Over at The Hastings Center’s Bioethics Forum blog, there’s an interesting post from Rosana Triviño addressing the difference between conscientious refusal and civil disobedience, in relation to Spain’s new law limiting care for undocumented immigrants.  This links nicely to some conversation we’ve been having here at Bill of Health as to whether conscientious refusals and actions ought to be thought of similarly and granted similar protections.

One thing I’m puzzling over is the relevance (or not) of institutional support for the conscientious behavior in question.  So in Spain, several medical organizations have encouraged physicians to avoid withdrawing care from undocumented immigrants, and of course in the US and elsewhere, there are many groups that encourage physicians not to perform abortions and other controversial services.  Does institutional involvement make something look more like civil disobedience?  I think the answer is “kind of.”
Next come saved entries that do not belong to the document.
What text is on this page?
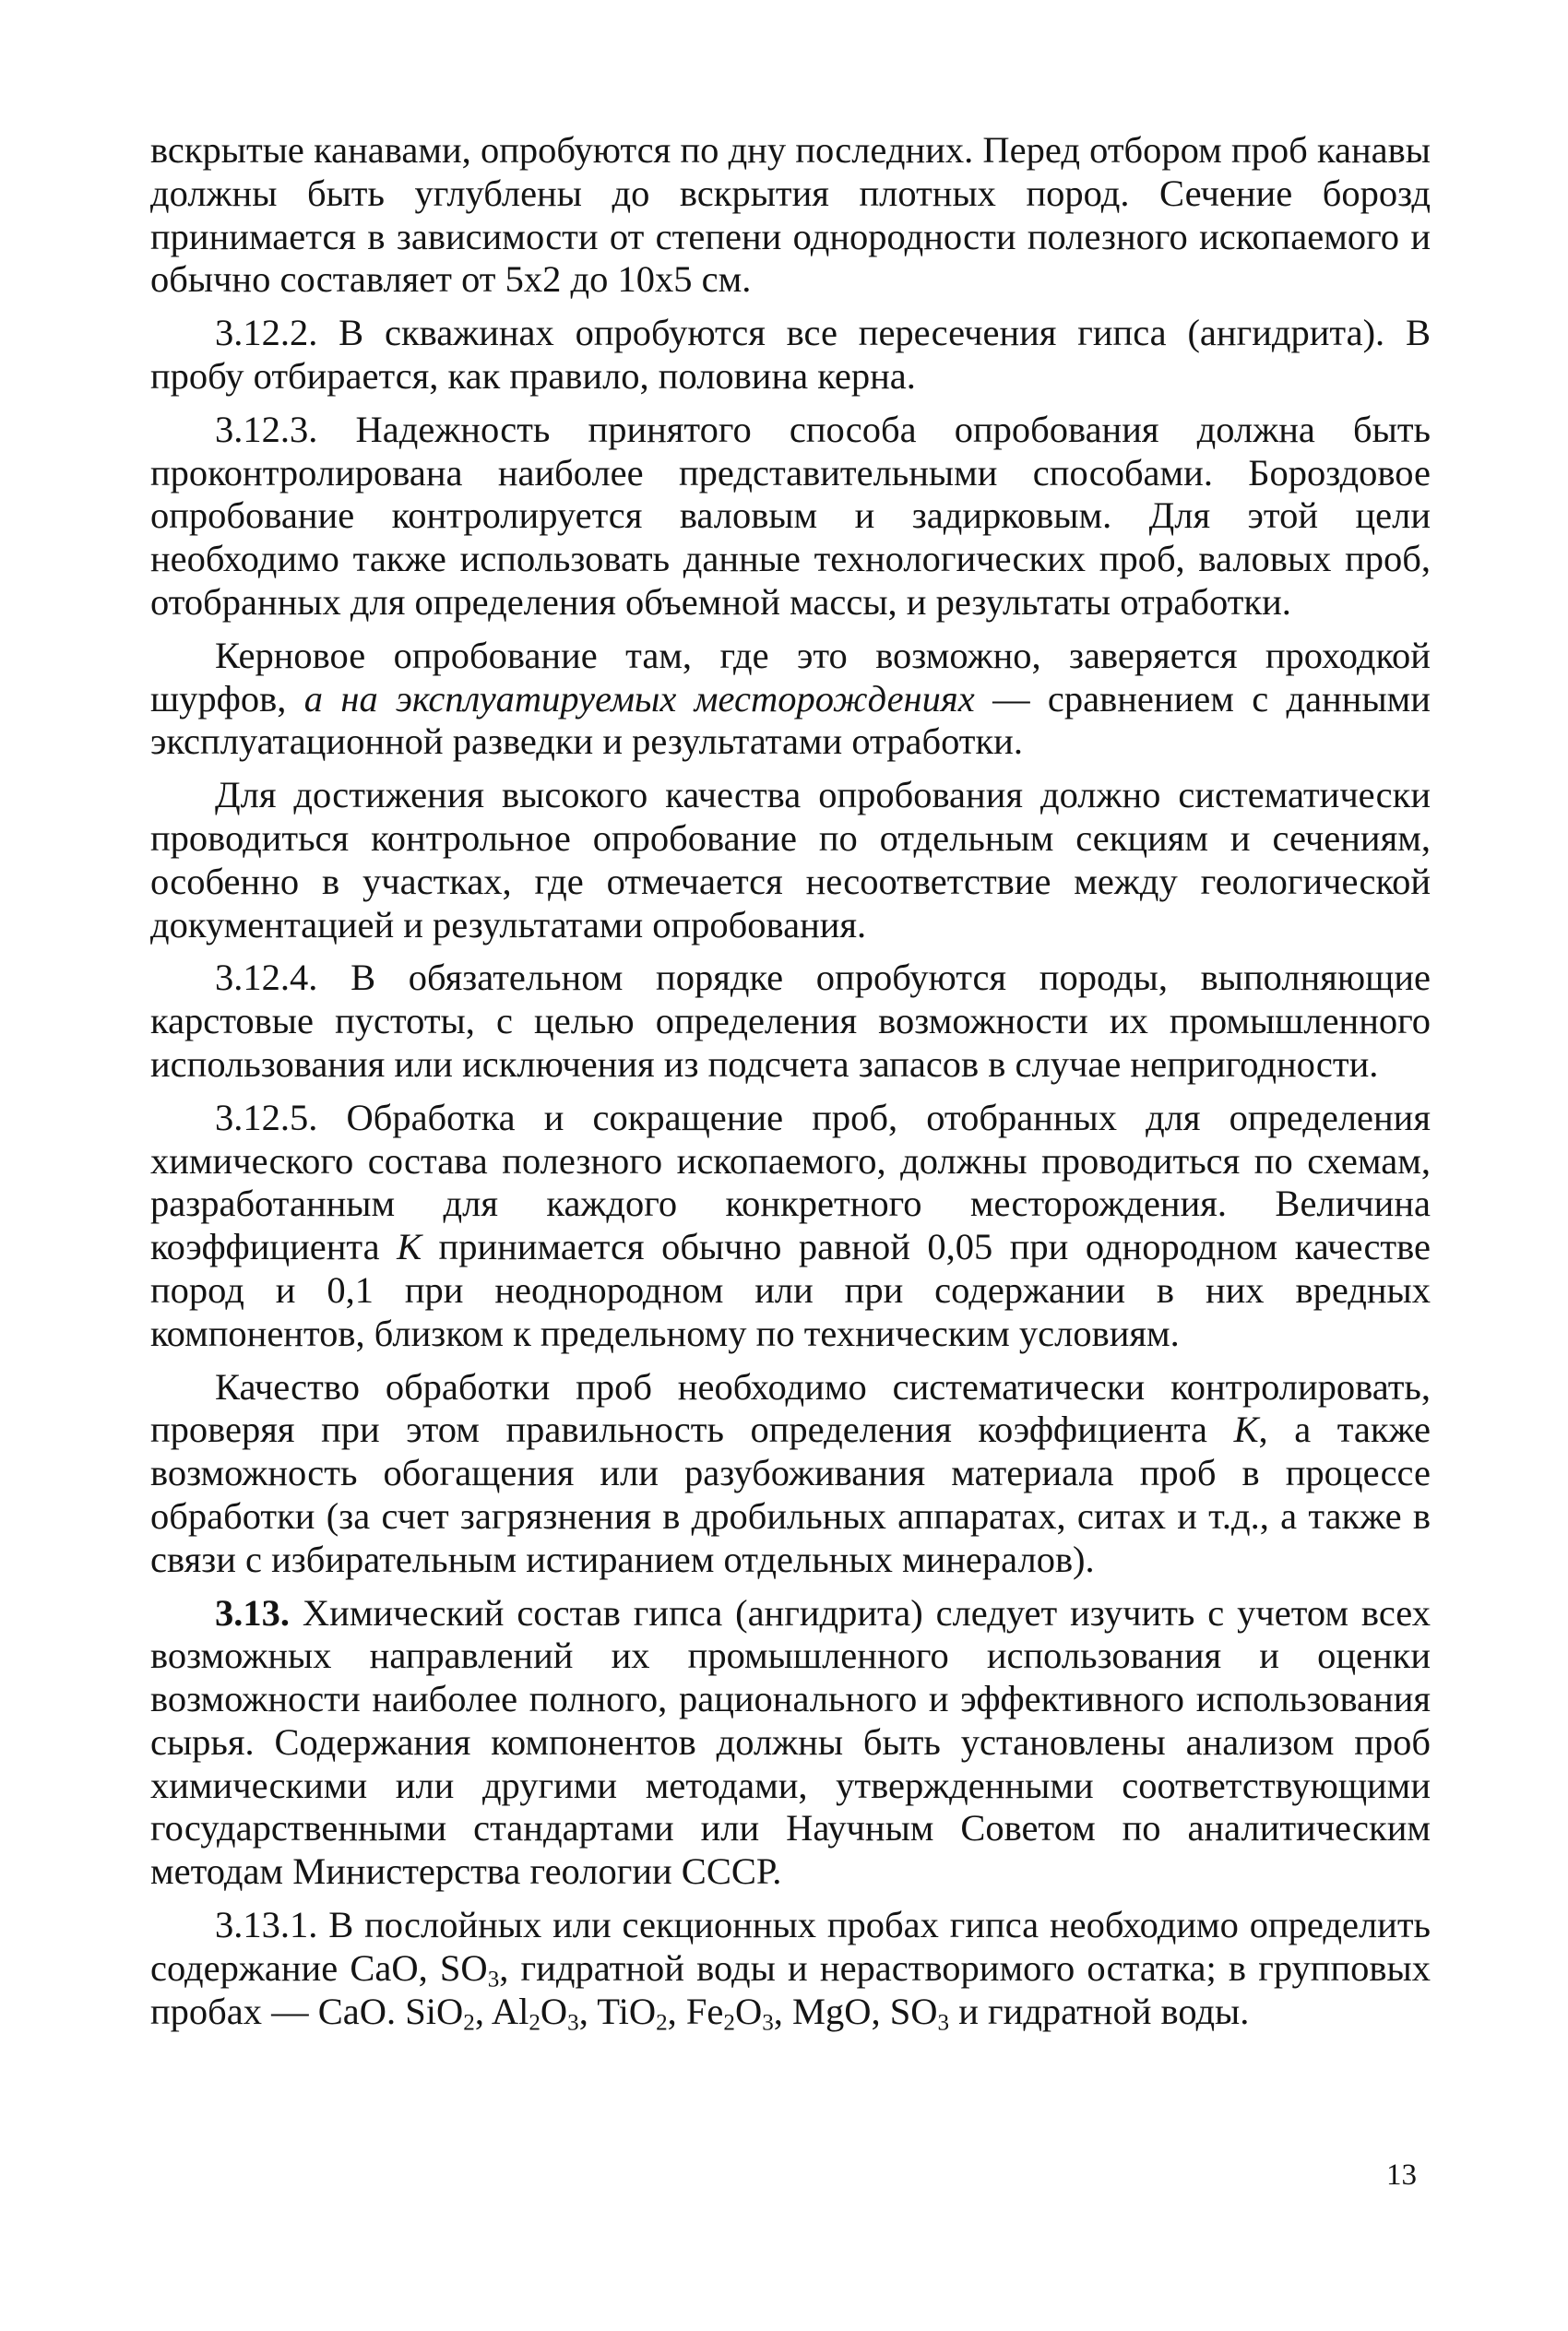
вскрытые канавами, опробуются по дну последних. Перед отбором проб канавы должны быть углублены до вскрытия плотных пород. Сечение борозд принимается в зависимости от степени однородности полезного ископаемого и обычно составляет от 5х2 до 10х5 см.

3.12.2. В скважинах опробуются все пересечения гипса (ангидрита). В пробу отбирается, как правило, половина керна.

3.12.3. Надежность принятого способа опробования должна быть проконтролирована наиболее представительными способами. Бороздовое опробование контролируется валовым и задирковым. Для этой цели необходимо также использовать данные технологических проб, валовых проб, отобранных для определения объемной массы, и результаты отработки.

Керновое опробование там, где это возможно, заверяется проходкой шурфов, а на эксплуатируемых месторождениях — сравнением с данными эксплуатационной разведки и результатами отработки.

Для достижения высокого качества опробования должно систематически проводиться контрольное опробование по отдельным секциям и сечениям, особенно в участках, где отмечается несоответствие между геологической документацией и результатами опробования.

3.12.4. В обязательном порядке опробуются породы, выполняющие карстовые пустоты, с целью определения возможности их промышленного использования или исключения из подсчета запасов в случае непригодности.

3.12.5. Обработка и сокращение проб, отобранных для определения химического состава полезного ископаемого, должны проводиться по схемам, разработанным для каждого конкретного месторождения. Величина коэффициента К принимается обычно равной 0,05 при однородном качестве пород и 0,1 при неоднородном или при содержании в них вредных компонентов, близком к предельному по техническим условиям.

Качество обработки проб необходимо систематически контролировать, проверяя при этом правильность определения коэффициента К, а также возможность обогащения или разубоживания материала проб в процессе обработки (за счет загрязнения в дробильных аппаратах, ситах и т.д., а также в связи с избирательным истиранием отдельных минералов).

3.13. Химический состав гипса (ангидрита) следует изучить с учетом всех возможных направлений их промышленного использования и оценки возможности наиболее полного, рационального и эффективного использования сырья. Содержания компонентов должны быть установлены анализом проб химическими или другими методами, утвержденными соответствующими государственными стандартами или Научным Советом по аналитическим методам Министерства геологии СССР.

3.13.1. В послойных или секционных пробах гипса необходимо определить содержание CaO, $SO_3$, гидратной воды и нерастворимого остатка; в групповых пробах — CaO. SiO$_2$, $Al_2O_3$, TiO$_2$, $Fe_2O_3$, MgO, $SO_3$ и гидратной воды.

13
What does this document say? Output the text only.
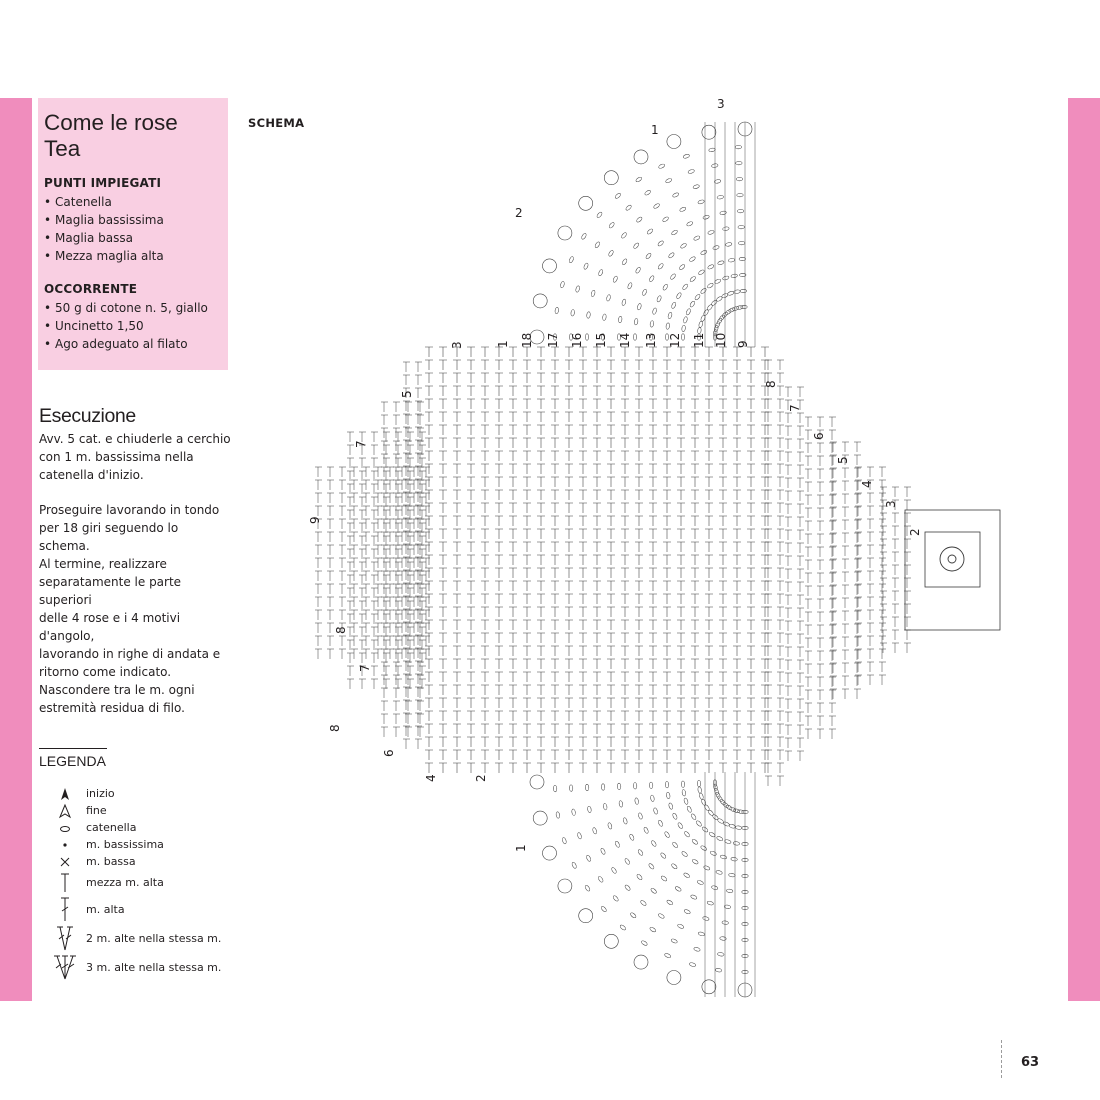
Come le rose
Tea
PUNTI IMPIEGATI
• Catenella
• Maglia bassissima
• Maglia bassa
• Mezza maglia alta
OCCORRENTE
• 50 g di cotone n. 5, giallo
• Uncinetto 1,50
• Ago adeguato al filato
Esecuzione

Avv. 5 cat. e chiuderle a cerchio
con 1 m. bassissima nella
catenella d'inizio.

Proseguire lavorando in tondo
per 18 giri seguendo lo schema.
Al termine, realizzare
separatamente le parte superiori
delle 4 rose e i 4 motivi d'angolo,
lavorando in righe di andata e
ritorno come indicato.
Nascondere tra le m. ogni
estremità residua di filo.

LEGENDA
inizio
fine
catenella
m. bassissima
m. bassa
mezza m. alta
m. alta
2 m. alte nella stessa m.
3 m. alte nella stessa m.
SCHEMA
1 18 17 16 15 14 13 12 11 10 9
8
7
6
5
4
3
2
3
5
7
9
4	2
6
8
8
7
3
1
2
1
63
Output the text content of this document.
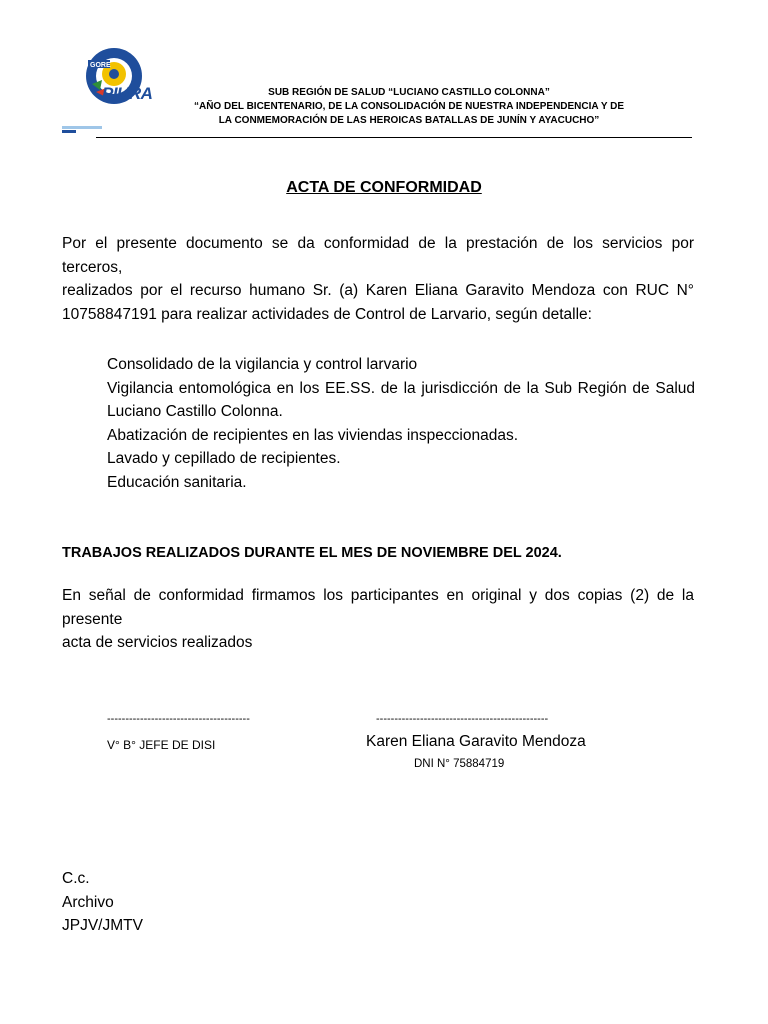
GORE
PIURA	SUB REGIÓN DE SALUD “LUCIANO CASTILLO COLONNA”
“AÑO DEL BICENTENARIO, DE LA CONSOLIDACIÓN DE NUESTRA INDEPENDENCIA Y DE
LA CONMEMORACIÓN DE LAS HEROICAS BATALLAS DE JUNÍN Y AYACUCHO”
ACTA DE CONFORMIDAD
Por el presente documento se da conformidad de la prestación de los servicios por terceros,
realizados por el recurso humano Sr. (a) Karen Eliana Garavito Mendoza con RUC N°
10758847191 para realizar actividades de Control de Larvario, según detalle:
Consolidado de la vigilancia y control larvario
Vigilancia entomológica en los EE.SS. de la jurisdicción de la Sub Región de Salud
Luciano Castillo Colonna.
Abatización de recipientes en las viviendas inspeccionadas.
Lavado y cepillado de recipientes.
Educación sanitaria.
TRABAJOS REALIZADOS DURANTE EL MES DE NOVIEMBRE DEL 2024.
En señal de conformidad firmamos los participantes en original y dos copias (2) de la presente
acta de servicios realizados
---------------------------------------	-----------------------------------------------
V° B° JEFE DE DISI	Karen Eliana Garavito Mendoza
DNI N° 75884719
C.c.
Archivo
JPJV/JMTV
Ultimately, something is clearly civil disobedience when refusers or actors – 1 or 100 or 1000 – violate the law on the books for conscientious reasons.  But where numbers or institutions can matter is when refusers refuse on grounds of conscience to do something that is legal but not required.  Their refusals are not violating the law, individually or collectively, and there is no technical disobedience.  But when there are enough refusals to do what the law allows, the law may as well say something different.  And particularly when those refusals are coordinated in some way to prevent access to what the law allows, things start to look a lot more like civil disobedience.  So conscientious violation of law seems to be sufficient but not necessary for civil disobedience, which on a broad view could also include efforts to sabotage or impede a law through collective inaction.

What do you think?

    One thought on “More on Conscience and Civil Disobedience

    1. I think we should keep the notion of civil disobedience confined to instances of conscientious or principled law-breaking. With regard to those cases in which “refusers refuse on grounds of conscience to do something that is legal but not required,” this falls under the heading of “lawful departures from legal rules,” the subtitle of a classic work by Mortimer R. Kadish and Sanford H. Kadish, Discretion to Disobey (Stanford University Press, 1973, reissued in 2010 by Quid Pro Books). I think Kadish and Kadish provide us the essential elements by which we might come to ethically and legallly conceptualize and discuss this apparently anamolous example, keeping in mind that the sort of “collective inaction” you cite here is in a broader sense a species of a certain sort of action…. The exercise of official or citizen discretion or judgment in such instances “are not satisfactorily accounted for by either the statement that when officials [or citizens: they offer examples from both roles] depart from rules they lawlessly usurp legal authority or the statement that what officials do is the real law and what the law says is not the law at all.”